Quem observa o pequeno João Lucas, de seis meses, tranquilo no colo de Andreia de Andrade nem imagina, mas ele e a jovem mãe de 24 anos percorrem mais de 180 quilômetros, três vezes por semana, em um transporte tipo lotação para chegar até o Recife, onde o bebê é acompanhado por causa da microcefalia. Eles são moradores de Belo Jardim, interior de Pernambuco. A cada viagem, Andreia paga R$ 100. Para ajudar nas contas a jovem tenta acessar o Benefício de Prestação Continuada (BPC), do governo federal, mas a espera para conseguir atendimento é de meses.
Sonora: “Eu fui, dei entrada, agendou um dia. Só que no dia que eu fui lá não tem perito para microcefalia. Eles disseram que tinha quer ter um especialista. Mas o caso é tão novo que eu acho que nem tem, mas assim, se a minha cidade não tem o perito devia me mandar para outro canto que tivesse. Mas eu estou aguardando, me deram um novo papel para ir no dia 4 de abril”.
O benefício daria à família de Andeira uma renda extra de R$ 880. Ele é concedido a pessoas com deficiência, de baixa renda, que tenham impedimentos físicos ou mentais de longo prazo. Para suportar meses sem o benefício a que tem direito, Andreia só conta com o salário-mínimo do marido, já que ela, que era vendedora, saiu do emprego para cuidar do filho. E nem o transporte da prefeitura ela conseguiu.
Sonora: “Fui lá para agendar, mas não consegui, o ônibus já estava lotado. E eu não posso perder as consultas e tenho que dar um jeito de trazer ele. Porque ficar sem atendimento a criança não pode. E se o benefício saísse me ajudaria muito na questão do transporte porque dificulta muito. E também no financeiro, porque aí tem remédio, vem o leite, fralda, aí quando a gente vai juntar o orçamento, passa”.
Ao saber do caso de Andreia, o superintendente do INSS no Nordeste, Rolnei Tosi, argumentou que vai pedir à agência do município informações sobre o motivo do reagendamento, já que, segundo ele, não existe a necessidade de contratação de um especialista em microcefalia.
Sonora: “Se já vem todo o laudo do hospital, com todos os documentos, que a pessoa está com microcefalia, ela é considerada uma deficiente e pode ser concedido o BPC. Então a gente vai procurar saber mais informações porque não tinha chegado nenhum caso que o médico tinha se recusado a atender”.

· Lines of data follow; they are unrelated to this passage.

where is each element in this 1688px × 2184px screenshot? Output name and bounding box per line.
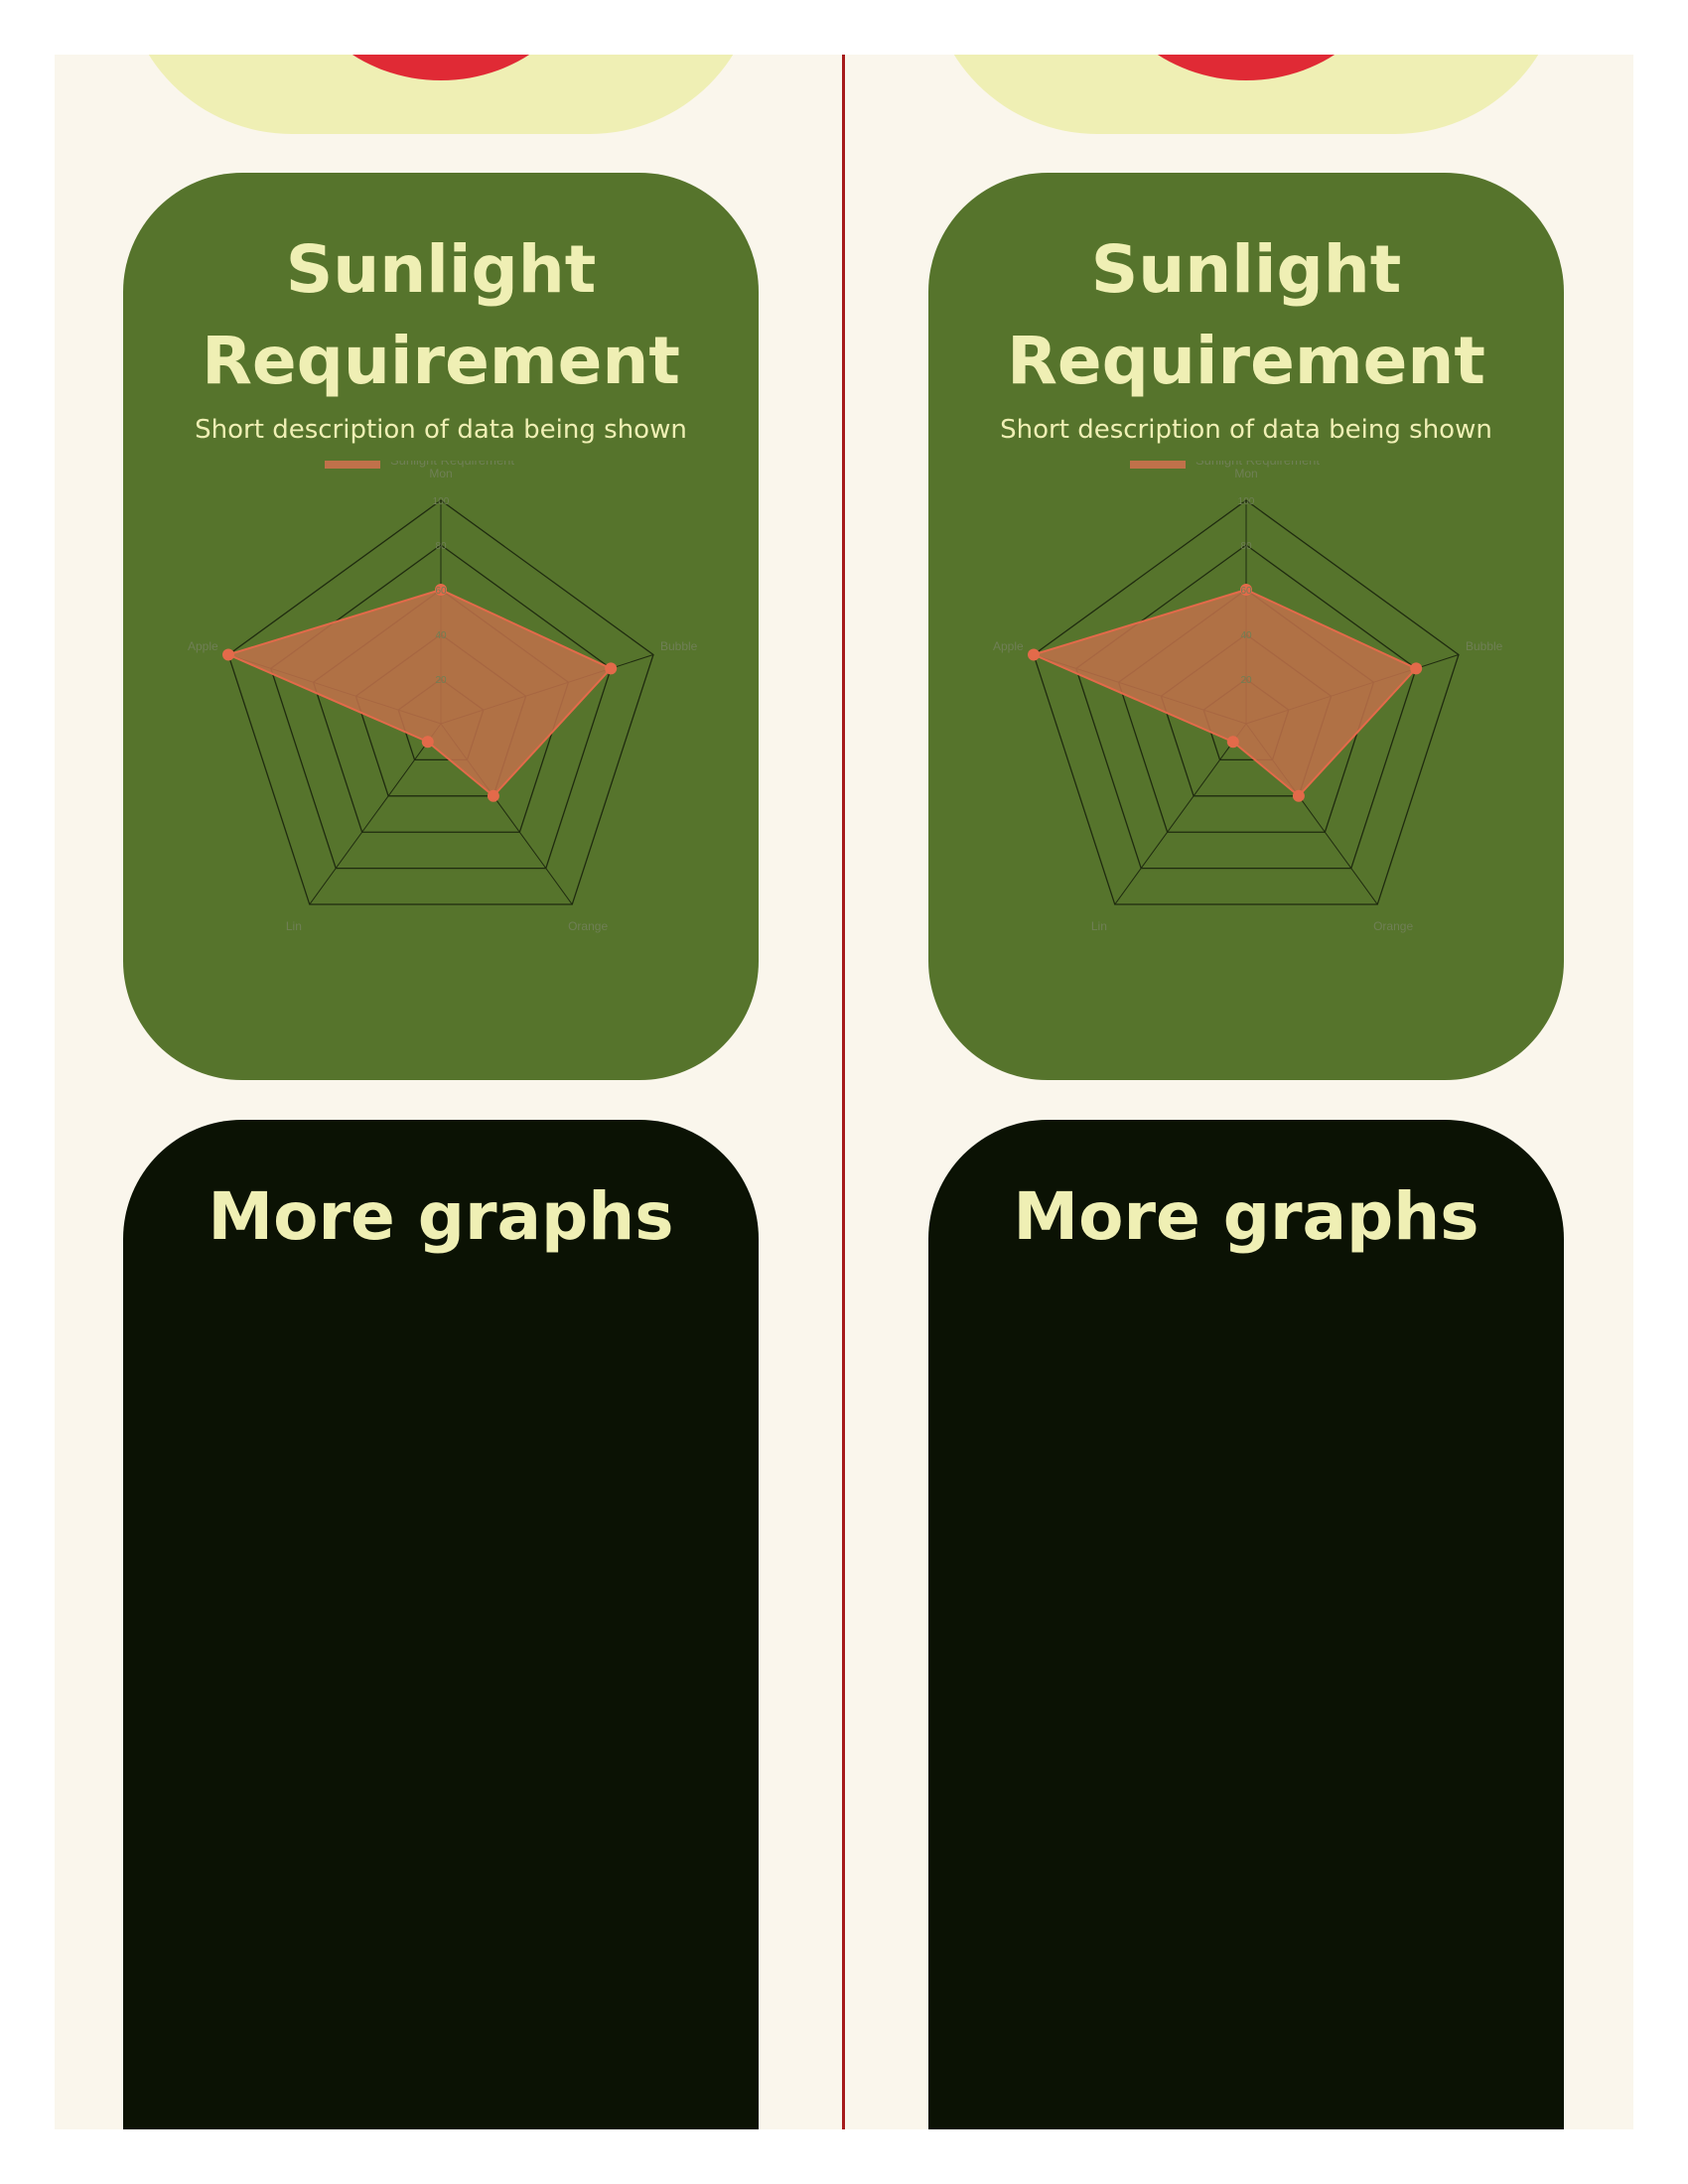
axis-label-orange: Orange — [568, 919, 608, 933]
axis-label-mon: Mon — [1234, 467, 1257, 480]
tick-label-20: 20 — [1240, 675, 1252, 686]
data-point-bubble — [605, 662, 618, 675]
sunlight-title-line2: Requirement — [202, 323, 680, 399]
grid-ring-100 — [1033, 499, 1460, 905]
grid-spoke-3 — [1114, 723, 1247, 905]
column-divider — [842, 55, 845, 2129]
red-disc-graphic — [292, 55, 590, 80]
data-point-bubble — [1410, 662, 1423, 675]
sunlight-title: Sunlight Requirement — [123, 224, 759, 407]
data-point-lin — [1226, 736, 1239, 749]
radar-chart-container: Sunlight Requirement 20 40 60 80 100 Mon Bubble… — [928, 461, 1564, 1017]
sunlight-title-line2: Requirement — [1007, 323, 1485, 399]
data-point-orange — [1292, 789, 1305, 802]
tick-label-20: 20 — [435, 675, 447, 686]
data-point-orange — [487, 789, 499, 802]
sunlight-card: Sunlight Requirement Short description o… — [928, 173, 1564, 1080]
tick-label-40: 40 — [435, 630, 447, 641]
legend-label: Sunlight Requirement — [390, 461, 514, 468]
axis-label-bubble: Bubble — [660, 639, 698, 653]
axis-label-orange: Orange — [1373, 919, 1413, 933]
radar-chart-container: Sunlight Requirement 20 40 60 80 100 Mon Bubble… — [123, 461, 759, 1017]
sunlight-title: Sunlight Requirement — [928, 224, 1564, 407]
axis-label-lin: Lin — [1091, 919, 1107, 933]
top-card — [928, 55, 1564, 134]
data-point-mon — [1240, 584, 1252, 596]
top-card — [123, 55, 759, 134]
more-graphs-title: More graphs — [1013, 1178, 1479, 1255]
red-disc-graphic — [1097, 55, 1395, 80]
left-column: Sunlight Requirement Short description o… — [123, 55, 759, 2129]
sunlight-card: Sunlight Requirement Short description o… — [123, 173, 759, 1080]
tick-label-100: 100 — [1238, 496, 1255, 507]
legend-swatch — [1130, 461, 1186, 469]
radar-chart: Sunlight Requirement 20 40 60 80 100 Mon Bubble… — [188, 461, 698, 933]
axis-label-bubble: Bubble — [1466, 639, 1503, 653]
more-graphs-card: More graphs — [123, 1120, 759, 2129]
right-column: Sunlight Requirement Short description o… — [928, 55, 1564, 2129]
more-graphs-card: More graphs — [928, 1120, 1564, 2129]
data-point-apple — [222, 648, 235, 661]
grid-spoke-3 — [309, 723, 442, 905]
tick-label-100: 100 — [433, 496, 450, 507]
tick-label-60: 60 — [1240, 586, 1252, 597]
series-area — [1031, 588, 1418, 798]
sunlight-subtitle: Short description of data being shown — [195, 415, 687, 445]
grid-ring-100 — [227, 499, 654, 905]
more-graphs-title: More graphs — [208, 1178, 674, 1255]
tick-label-80: 80 — [435, 541, 447, 552]
series-area — [225, 588, 613, 798]
tick-label-40: 40 — [1240, 630, 1252, 641]
tick-label-60: 60 — [435, 586, 447, 597]
sunlight-title-line1: Sunlight — [285, 231, 597, 308]
radar-chart: Sunlight Requirement 20 40 60 80 100 Mon Bubble… — [993, 461, 1503, 933]
axis-label-lin: Lin — [286, 919, 302, 933]
page-sheet: Sunlight Requirement Short description o… — [55, 55, 1633, 2129]
data-point-apple — [1028, 648, 1041, 661]
sunlight-subtitle: Short description of data being shown — [1000, 415, 1492, 445]
axis-label-apple: Apple — [993, 639, 1024, 653]
legend-label: Sunlight Requirement — [1196, 461, 1320, 468]
data-point-lin — [421, 736, 434, 749]
axis-label-mon: Mon — [429, 467, 452, 480]
axis-label-apple: Apple — [188, 639, 218, 653]
data-point-mon — [435, 584, 447, 596]
tick-label-80: 80 — [1240, 541, 1252, 552]
sunlight-title-line1: Sunlight — [1090, 231, 1402, 308]
legend-swatch — [325, 461, 380, 469]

Ainda segundo o superintendente do INSS, um dos motivos para a demora da perícia é a quantidade alta de procedimentos que não foram realizados nos últimos meses por causa da greve dos médicos peritos, que durou mais de cinco meses e acabou no último dia 22 de fevereiro.
Sonora: “Por conta da greve realmente algumas agências chegam até a 90 dias, mas estamos dando prioridade a casos mais complexos. Eles estão atendendo três a quatro perícias a mais todo dia, e algumas gerências estão se propondo a fazer mutirão no fim de semana só para fazer perícia médica”.
Em Pernambuco, 30 pedidos para acessar o BPC já foram feitos por famílias que têm bebês com microcefalia: cinco no Recife, 15 na gerência de Caruaru, oito na de Garanhuns e três na de Petrolina. Apenas os cinco casos do Recife já passaram por perícia. Até a última sexta-feira nenhum deles já havia recebido a primeira parcela.
* O Benefício de Prestação Continuada é concedido a pessoas com deficiência de qualquer idade ou idosos de mais de 65 anos, desde que tenham impedimentos de longo prazo, de natureza física ou mental, e atendam ao critério da renda. A transferência mensal é de um salário-mínimo, e não é preciso ter contribuído com a Previdência Social.
Para acessar o BPC, é preciso passar por uma perícia médica da Previdência Social, que vai identificar se há deficiência e qual o grau de impedimento que ela impõe à pessoa avaliada. O início do processo é feito em uma agência do INSS. É possível agendar atendimento pelo telefone 135 (ligação gratuita) ou pela internet (previdenciasocial.gov.br).